Using a comparative analysis, the results of the sizing process were compiled: the installed power of the photovoltaic installation, the nominal capacity of the battery, and the economic indicator. The results of the sizing process with and without degradation were compared. Using the presented comparative analysis, the necessary scale of oversizing the system was estimated in technical and economic terms. Therefore, the reason for oversizing the system was proven, which is to take degradation into account in the sizing process in order to ensure the desired level of reliability in the long term. In other words, the comparative analysis proves that the degradation of components in the long term affects the obtained test results.
Both the graphical presentations of the operation of the PV/BAT system and the final comparative analysis clearly show the importance of taking degradation processes into account in research on the sizing and planning of the operation of power generation systems based on renewable energy sources operating in an off-grid mode. Neglecting the decrease in component performance in long-term analyses of the operation of the PV/BAT system leads to results reflecting only the initial conditions of the system’s operation. Such an approach, in the case of an off-grid system, leads to the inability to cover the customer’s demand for power and electricity in the subsequent years of operation. Considering aging processes as early as the design stage, and properly oversizing of the system, helps to prevent this.
The aforementioned possibility of observing the impact of degradation on key parameters, waveforms, and technical and economic indicators of the planned power generation system is attractive primarily to potential investors because it supports informed correction of investment decisions. The proposed methodology may therefore prove useful to investors considering a certain degree of oversizing if it is important for them to ensure the desired level of reliability over the years of operation.

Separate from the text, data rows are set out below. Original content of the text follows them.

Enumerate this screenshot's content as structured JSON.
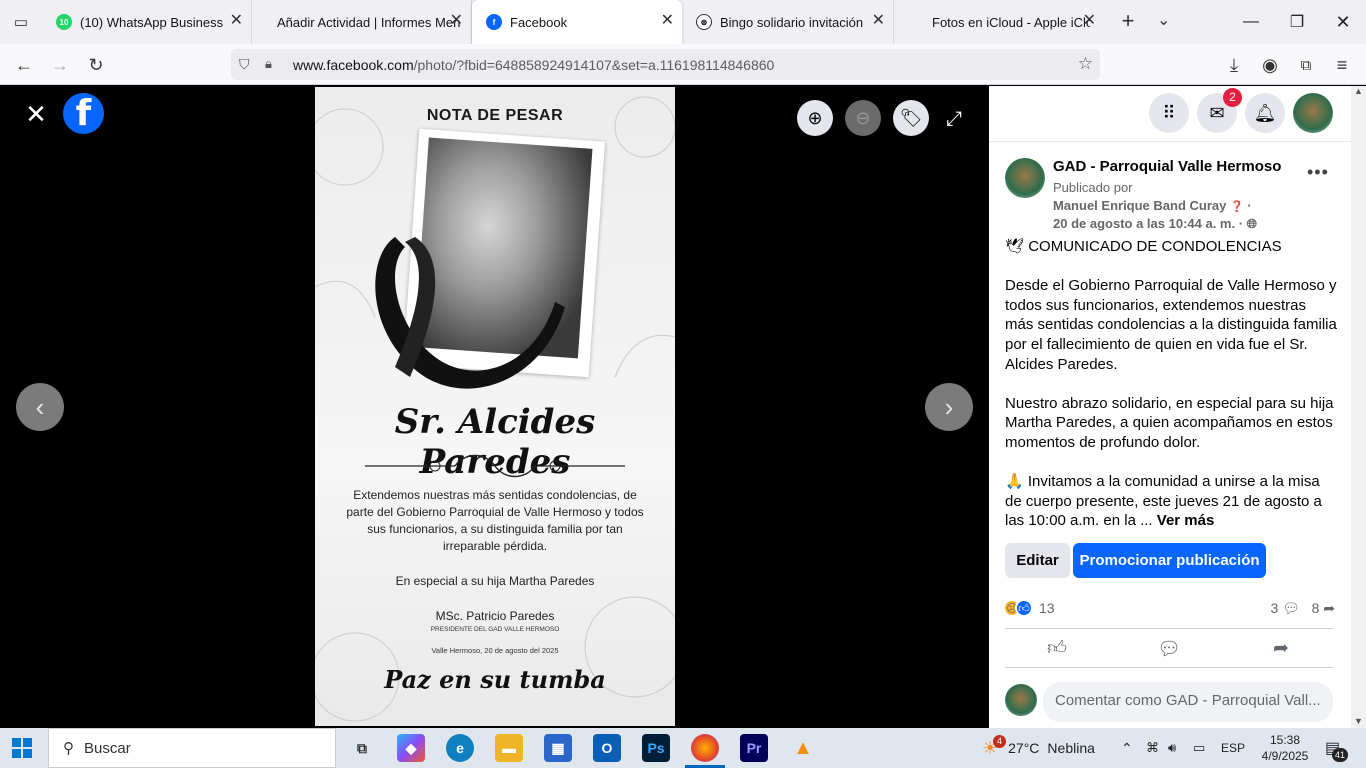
{
  "browser": {
    "tabs": [
      {
        "label": "(10) WhatsApp Business",
        "icon": "whatsapp-icon",
        "badge": "10"
      },
      {
        "label": "Añadir Actividad | Informes Mens",
        "icon": "none"
      },
      {
        "label": "Facebook",
        "icon": "facebook-icon"
      },
      {
        "label": "Bingo solidario invitación",
        "icon": "chatgpt-icon"
      },
      {
        "label": "Fotos en iCloud - Apple iClou",
        "icon": "apple-icon"
      }
    ],
    "url_domain": "www.facebook.com",
    "url_path": "/photo/?fbid=648858924914107&set=a.116198114846860"
  },
  "poster": {
    "title": "NOTA DE PESAR",
    "name": "Sr. Alcides Paredes",
    "body": "Extendemos nuestras más sentidas condolencias, de parte del Gobierno Parroquial de Valle Hermoso y todos sus funcionarios, a su distinguida familia por tan irreparable pérdida.",
    "hija": "En especial a su hija Martha Paredes",
    "signer": "MSc. Patricio Paredes",
    "role": "PRESIDENTE DEL GAD VALLE HERMOSO",
    "date": "Valle Hermoso, 20 de agosto del 2025",
    "closing": "Paz en su tumba"
  },
  "panel": {
    "messenger_badge": "2",
    "page_name": "GAD - Parroquial Valle Hermoso",
    "published_by": "Publicado por",
    "author": "Manuel Enrique Band Curay",
    "date": "20 de agosto a las 10:44 a. m. ·",
    "text_title": "COMUNICADO DE CONDOLENCIAS",
    "text_p1": "Desde el Gobierno Parroquial de Valle Hermoso y todos sus funcionarios, extendemos nuestras más sentidas condolencias a la distinguida familia por el fallecimiento de quien en vida fue el Sr. Alcides Paredes.",
    "text_p2": "Nuestro abrazo solidario, en especial para su hija Martha Paredes, a quien acompañamos en estos momentos de profundo dolor.",
    "text_p3": "Invitamos a la comunidad a unirse a la misa de cuerpo presente, este jueves 21 de agosto a las 10:00 a.m. en la ...",
    "see_more": "Ver más",
    "edit_label": "Editar",
    "promote_label": "Promocionar publicación",
    "reactions_count": "13",
    "comments_count": "3",
    "shares_count": "8",
    "comment_placeholder": "Comentar como GAD - Parroquial Vall..."
  },
  "taskbar": {
    "search_label": "Buscar",
    "weather_temp": "27°C",
    "weather_desc": "Neblina",
    "weather_badge": "4",
    "lang": "ESP",
    "time": "15:38",
    "date": "4/9/2025",
    "notif_count": "41"
  }
}
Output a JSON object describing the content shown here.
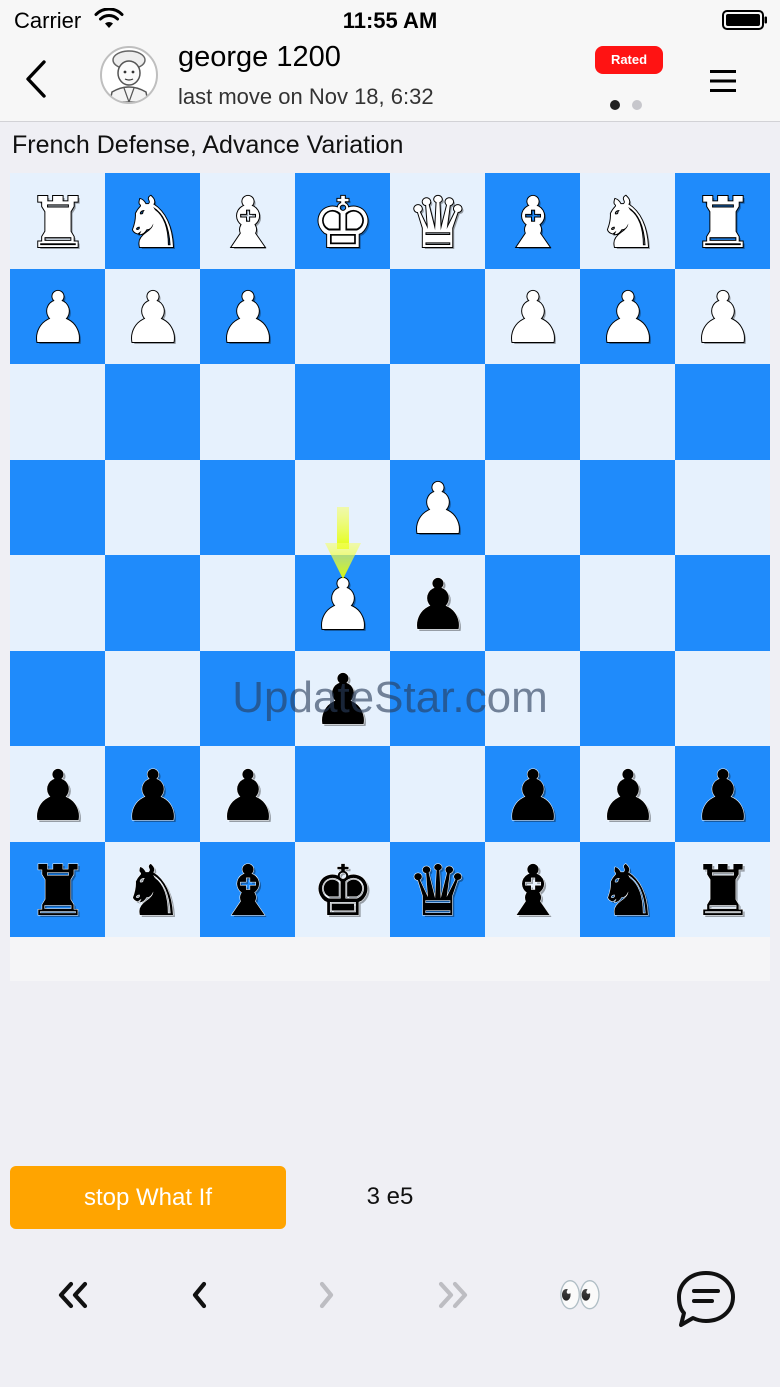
{
  "status_bar": {
    "carrier": "Carrier",
    "time": "11:55 AM"
  },
  "header": {
    "player_name": "george 1200",
    "last_move": "last move on Nov 18, 6:32",
    "rated_badge": "Rated",
    "back_icon": "chevron-left-icon",
    "menu_icon": "hamburger-menu-icon",
    "pages": 2,
    "active_page": 0
  },
  "opening": "French Defense, Advance Variation",
  "board": {
    "light_color": "#e6f1fd",
    "dark_color": "#1f8bfb",
    "rows": [
      [
        "wR",
        "wN",
        "wB",
        "wK",
        "wQ",
        "wB",
        "wN",
        "wR"
      ],
      [
        "wP",
        "wP",
        "wP",
        "",
        "",
        "wP",
        "wP",
        "wP"
      ],
      [
        "",
        "",
        "",
        "",
        "",
        "",
        "",
        ""
      ],
      [
        "",
        "",
        "",
        "",
        "wP",
        "",
        "",
        ""
      ],
      [
        "",
        "",
        "",
        "wP",
        "bP",
        "",
        "",
        ""
      ],
      [
        "",
        "",
        "",
        "bP",
        "",
        "",
        "",
        ""
      ],
      [
        "bP",
        "bP",
        "bP",
        "",
        "",
        "bP",
        "bP",
        "bP"
      ],
      [
        "bR",
        "bN",
        "bB",
        "bK",
        "bQ",
        "bB",
        "bN",
        "bR"
      ]
    ],
    "last_move_arrow_color": "#e8ff1a"
  },
  "watermark": "UpdateStar.com",
  "controls": {
    "what_if_button": "stop What If",
    "what_if_color": "#ffa400",
    "move_label": "3 e5",
    "first_icon": "double-chevron-left-icon",
    "prev_icon": "chevron-left-icon",
    "next_icon": "chevron-right-icon",
    "last_icon": "double-chevron-right-icon",
    "eyes_icon": "👀",
    "chat_icon": "chat-bubble-icon"
  }
}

It should be noted that the presented methodology, such as any other method present in the literature, has some limitations. These primarily include the adopted load profile specific to a given customer; the adopted meteorological profile depending on the location; the adopted range of the search space dependent on the size of the installation; and installation step which defines the accuracy of the results obtained. In addition, the results of the simulation tests carried out depend on a number of adopted values of technical and economic parameters, i.e., efficiency, power temperature coefficient or unit investment, and operating expenditures. However, while developing the model in a Matlab environment, the authors tried to ensure that its versatility was maintained as much as possible. All the presented simulations and analyses can be carried out by entering arbitrary values of input data waveforms, parameter values, and also by simply adjusting the range and step of the search space. The user is limited only by the hardware requirements related to the use of computer memory and calculation time.